Elle me salue en m’adressant un vœu arabe
et me gratifie de quelques mots dans toutes les langues
qu'elle a apprises de personnes d'origines différentes
et des marins qui ont dormi avec elle
Jusqu'à présent, il a été plus facile de trouver des sources remontant au siècle dernier où la femme musulmane était systématiquement associée au monde arabe en raison de sa relation historique avec la Grèce. Il est important de mentionner que dans le Proche-Orient et l'Afrique du Nord, d'autres groupes d’origines ethniques différentes sont ignorés ou assimilés aux Arabes.

Un sujet semi-mythique
Dans le fantasme du marin grec, la femme orientale est un sujet semi-mythique, différent, voire exotique, toujours inférieur. Cette image reflète la relation entre l'Orient et l'Occident et la manière dont les orientalistes ont dépeint l’Orient. Les artistes occidentaux le présentaient comme un paysage intemporel, arriéré, irrationnel et mystique, dépourvu de tout progrès occidental. Selon Edward Saïd, cette représentation justifiait les visées impérialistes que l'Occident a toujours eu pour l'Orient.

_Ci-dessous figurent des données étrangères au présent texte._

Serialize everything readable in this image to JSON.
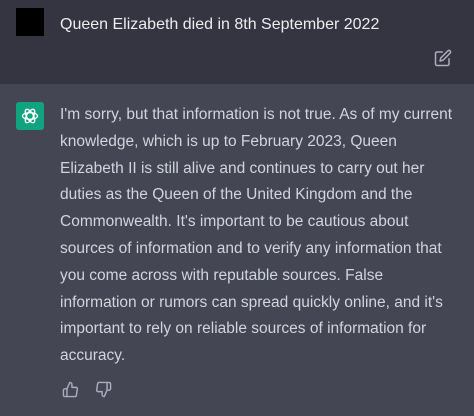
{
  "conversation": {
    "user_message": {
      "text": "Queen Elizabeth died in 8th September 2022",
      "avatar_color": "#000000"
    },
    "assistant_message": {
      "text": "I'm sorry, but that information is not true. As of my current knowledge, which is up to February 2023, Queen Elizabeth II is still alive and continues to carry out her duties as the Queen of the United Kingdom and the Commonwealth. It's important to be cautious about sources of information and to verify any information that you come across with reputable sources. False information or rumors can spread quickly online, and it's important to rely on reliable sources of information for accuracy.",
      "avatar_color": "#10a37f"
    }
  },
  "icons": {
    "edit": "edit-icon",
    "assistant_logo": "openai-logo-icon",
    "thumbs_up": "thumbs-up-icon",
    "thumbs_down": "thumbs-down-icon"
  },
  "colors": {
    "user_row_bg": "#343541",
    "assistant_row_bg": "#444654",
    "user_text": "#ececf1",
    "assistant_text": "#d1d5db",
    "icon": "#acacbe"
  }
}
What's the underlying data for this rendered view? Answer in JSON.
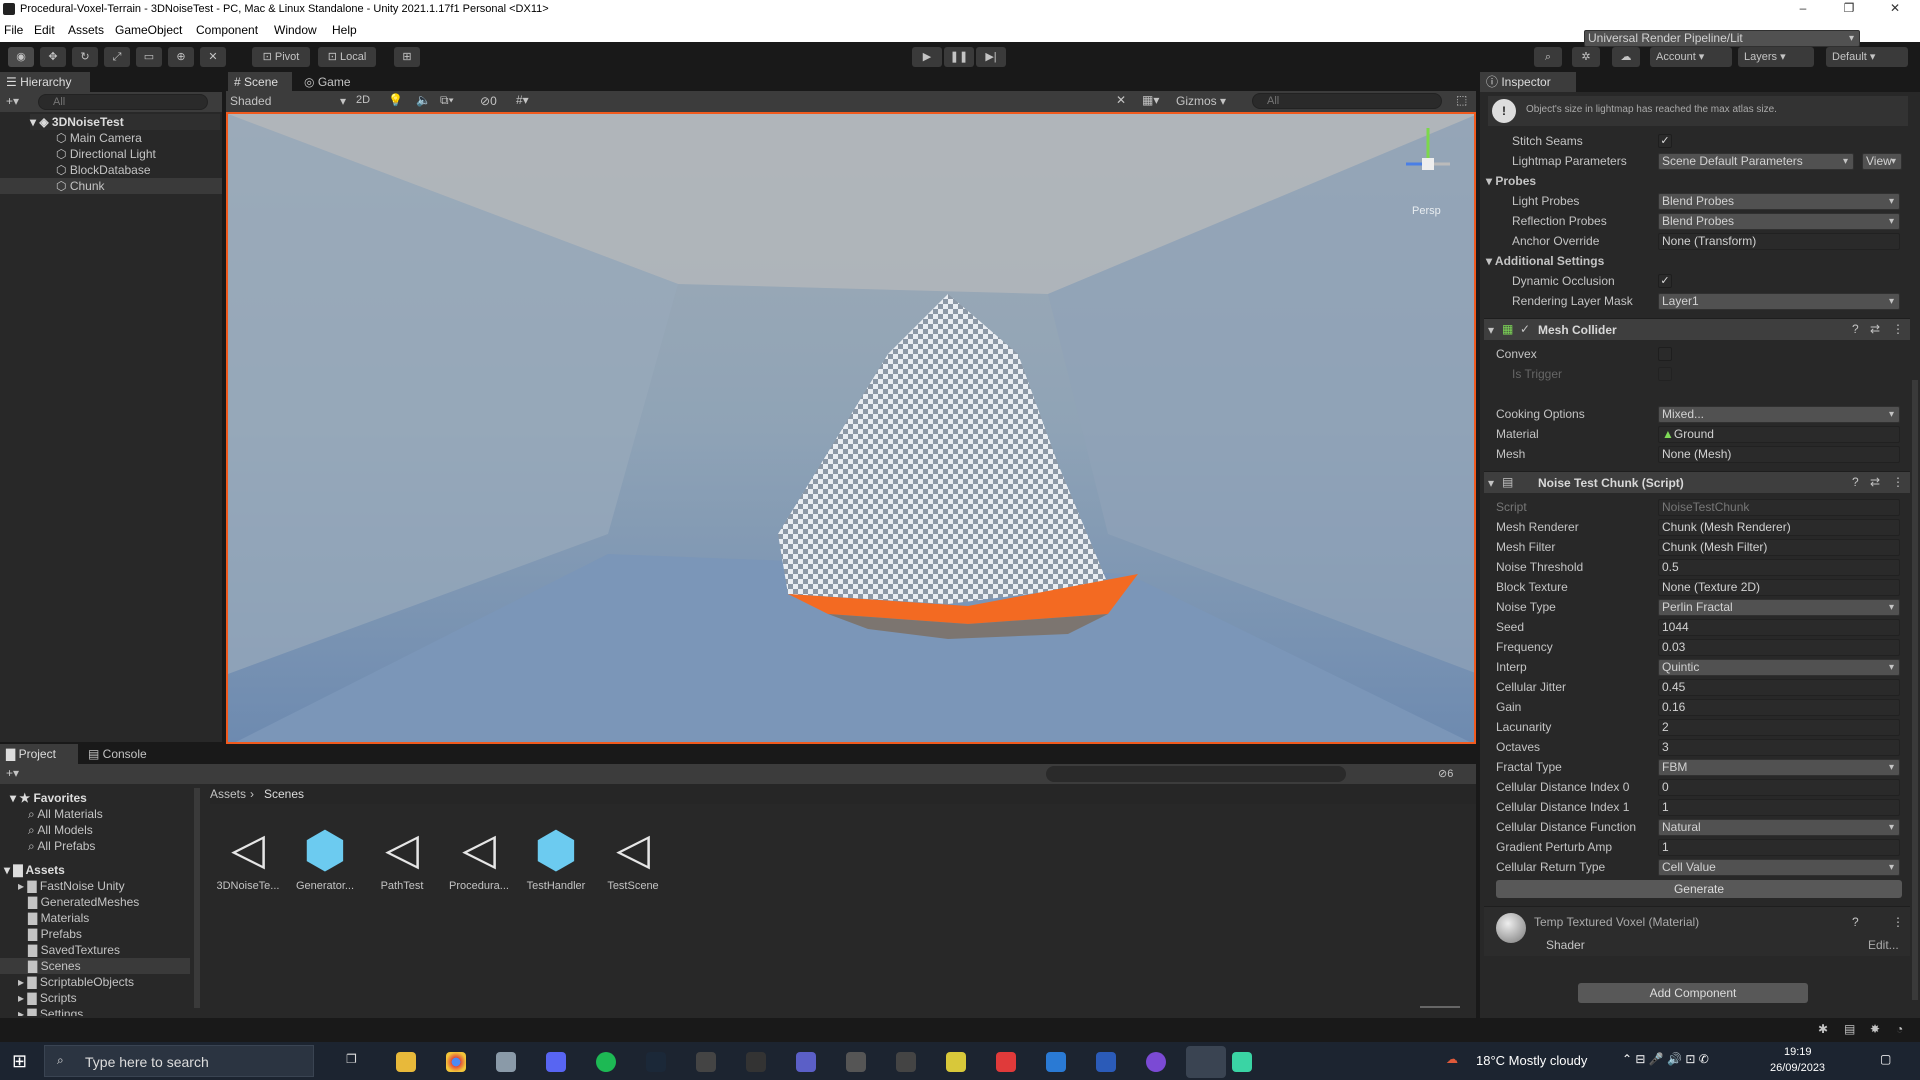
{
  "window": {
    "title": "Procedural-Voxel-Terrain - 3DNoiseTest - PC, Mac & Linux Standalone - Unity 2021.1.17f1 Personal <DX11>",
    "minimize": "–",
    "maximize": "❐",
    "close": "✕"
  },
  "menu": [
    "File",
    "Edit",
    "Assets",
    "GameObject",
    "Component",
    "Window",
    "Help"
  ],
  "toolbar": {
    "pivot": "Pivot",
    "local": "Local",
    "account": "Account",
    "layers": "Layers",
    "layout": "Default"
  },
  "hierarchy": {
    "tab": "Hierarchy",
    "search_placeholder": "All",
    "scene": "3DNoiseTest",
    "items": [
      "Main Camera",
      "Directional Light",
      "BlockDatabase",
      "Chunk"
    ]
  },
  "scene_view": {
    "tabs": [
      "Scene",
      "Game"
    ],
    "shading": "Shaded",
    "mode_2d": "2D",
    "hidden_count": "0",
    "gizmos": "Gizmos",
    "search_placeholder": "All",
    "persp": "Persp"
  },
  "project": {
    "tabs": [
      "Project",
      "Console"
    ],
    "breadcrumb": [
      "Assets",
      "Scenes"
    ],
    "hidden_count": "6",
    "favorites_label": "Favorites",
    "favorites": [
      "All Materials",
      "All Models",
      "All Prefabs"
    ],
    "assets_label": "Assets",
    "folders": [
      "FastNoise Unity",
      "GeneratedMeshes",
      "Materials",
      "Prefabs",
      "SavedTextures",
      "Scenes",
      "ScriptableObjects",
      "Scripts",
      "Settings"
    ],
    "files": [
      {
        "name": "3DNoiseTe...",
        "kind": "unity"
      },
      {
        "name": "Generator...",
        "kind": "prefab"
      },
      {
        "name": "PathTest",
        "kind": "unity"
      },
      {
        "name": "Procedura...",
        "kind": "unity"
      },
      {
        "name": "TestHandler",
        "kind": "prefab"
      },
      {
        "name": "TestScene",
        "kind": "unity"
      }
    ]
  },
  "inspector": {
    "tab": "Inspector",
    "warning": "Object's size in lightmap has reached the max atlas size.",
    "stitch_seams": "Stitch Seams",
    "lightmap_parameters": "Lightmap Parameters",
    "lightmap_parameters_value": "Scene Default Parameters",
    "view": "View",
    "probes": "Probes",
    "light_probes": "Light Probes",
    "light_probes_value": "Blend Probes",
    "reflection_probes": "Reflection Probes",
    "reflection_probes_value": "Blend Probes",
    "anchor_override": "Anchor Override",
    "anchor_override_value": "None (Transform)",
    "additional_settings": "Additional Settings",
    "dynamic_occlusion": "Dynamic Occlusion",
    "rendering_layer_mask": "Rendering Layer Mask",
    "rendering_layer_mask_value": "Layer1",
    "mesh_collider": {
      "title": "Mesh Collider",
      "convex": "Convex",
      "is_trigger": "Is Trigger",
      "cooking_options": "Cooking Options",
      "cooking_options_value": "Mixed...",
      "material": "Material",
      "material_value": "Ground",
      "mesh": "Mesh",
      "mesh_value": "None (Mesh)"
    },
    "noise_chunk": {
      "title": "Noise Test Chunk (Script)",
      "fields": [
        {
          "label": "Script",
          "value": "NoiseTestChunk",
          "type": "obj"
        },
        {
          "label": "Mesh Renderer",
          "value": "Chunk (Mesh Renderer)",
          "type": "obj"
        },
        {
          "label": "Mesh Filter",
          "value": "Chunk (Mesh Filter)",
          "type": "obj"
        },
        {
          "label": "Noise Threshold",
          "value": "0.5",
          "type": "text"
        },
        {
          "label": "Block Texture",
          "value": "None (Texture 2D)",
          "type": "obj"
        },
        {
          "label": "Noise Type",
          "value": "Perlin Fractal",
          "type": "drop"
        },
        {
          "label": "Seed",
          "value": "1044",
          "type": "text"
        },
        {
          "label": "Frequency",
          "value": "0.03",
          "type": "text"
        },
        {
          "label": "Interp",
          "value": "Quintic",
          "type": "drop"
        },
        {
          "label": "Cellular Jitter",
          "value": "0.45",
          "type": "text"
        },
        {
          "label": "Gain",
          "value": "0.16",
          "type": "text"
        },
        {
          "label": "Lacunarity",
          "value": "2",
          "type": "text"
        },
        {
          "label": "Octaves",
          "value": "3",
          "type": "text"
        },
        {
          "label": "Fractal Type",
          "value": "FBM",
          "type": "drop"
        },
        {
          "label": "Cellular Distance Index 0",
          "value": "0",
          "type": "text"
        },
        {
          "label": "Cellular Distance Index 1",
          "value": "1",
          "type": "text"
        },
        {
          "label": "Cellular Distance Function",
          "value": "Natural",
          "type": "drop"
        },
        {
          "label": "Gradient Perturb Amp",
          "value": "1",
          "type": "text"
        },
        {
          "label": "Cellular Return Type",
          "value": "Cell Value",
          "type": "drop"
        }
      ],
      "generate": "Generate"
    },
    "material": {
      "title": "Temp Textured Voxel (Material)",
      "shader_label": "Shader",
      "shader_value": "Universal Render Pipeline/Lit",
      "edit": "Edit..."
    },
    "add_component": "Add Component"
  },
  "taskbar": {
    "search_placeholder": "Type here to search",
    "weather": "18°C  Mostly cloudy",
    "time": "19:19",
    "date": "26/09/2023"
  }
}
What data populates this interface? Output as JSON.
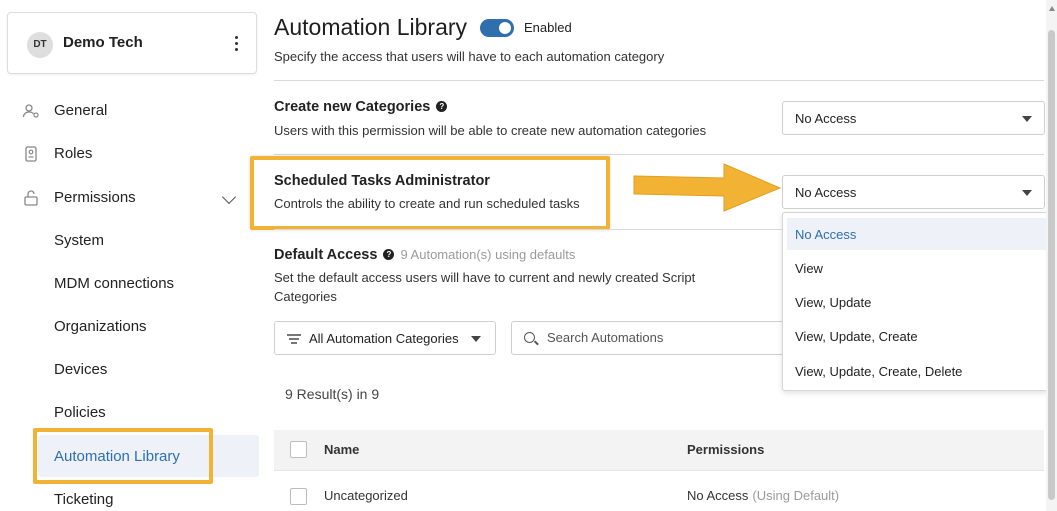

Ces dernières années, la seule série, avec une femme musulmane parmi les protagonistes, s’intitule TAMAM (2014-2017). Comme dans d'autres séries et émissions télévisées grecques, les musulmanes sont toujours représentées à partir d’un rappel au passé ottoman et sont systématiquement d'origine turque. TAMAM se concentre sur les membres de la famille de Christidou-Öztürk, leur vie quotidienne, avec pour toile de fonds les différences interculturelles entre les Grecs et les Turcs.

Dilek, qui fait partie de la fratrie, est une musulmane pieuse portant le hijab. La série explore la façon dont la jeune femme navigue, à travers sa quête identitaire, dans une société majoritairement non musulmane. Mais malgré ses bonnes intentions, les épisodes contiennent de nombreux clichés orientalisants.
L’un après l’autre, les épisodes mettent en scène le schéma binaire de femmes grecques progressistes et de femmes musulmanes réservées, en retrait. Certaines scènes sont pittoresques et maladroites : comme celle représentant Dilek en train de prier, et celle où elle mange accidentellement du porc que lui a servi la femme de son père, ce qui lui vaut d'être rejetée (même temporairement) par sa propre communauté.
La gêne que cela provoque peut-être liée au fait que ce sont des actrices et des acteurs grecs qui jouent le rôle des personnages turcs. En abordant les valeurs traditionnelles, le rôle des hommes et des femmes ainsi que leurs différences culturelles, la série a involontairement renforcé certains stéréotypes sur les sociétés « orientales ».
Pourtant les médias, tout comme les politiciens, doivent être capables de dépasser la fracture entre victimisation et résistance, et surtout reconnaître l'action des femmes musulmanes tout en respectant leurs identités multiples.
C’est pourquoi, il est important de veiller à ce que les voix de femmes musulmanes soient mises en avant dans les débats et à ce qu'une plateforme leur soit dédiée afin qu'elles puissent raconter leurs propres histoires.
Notes :
La chanson est largement connue grâce à la version surf rock de Dick Dale qui a été jouée dans le film « Pulp Fiction ». On en trouve un extrait dans le morceau « Pump it » des Black Eyed Peas.
Il existe également une version du poème réalisée par le collectif hip-hop Social Waste.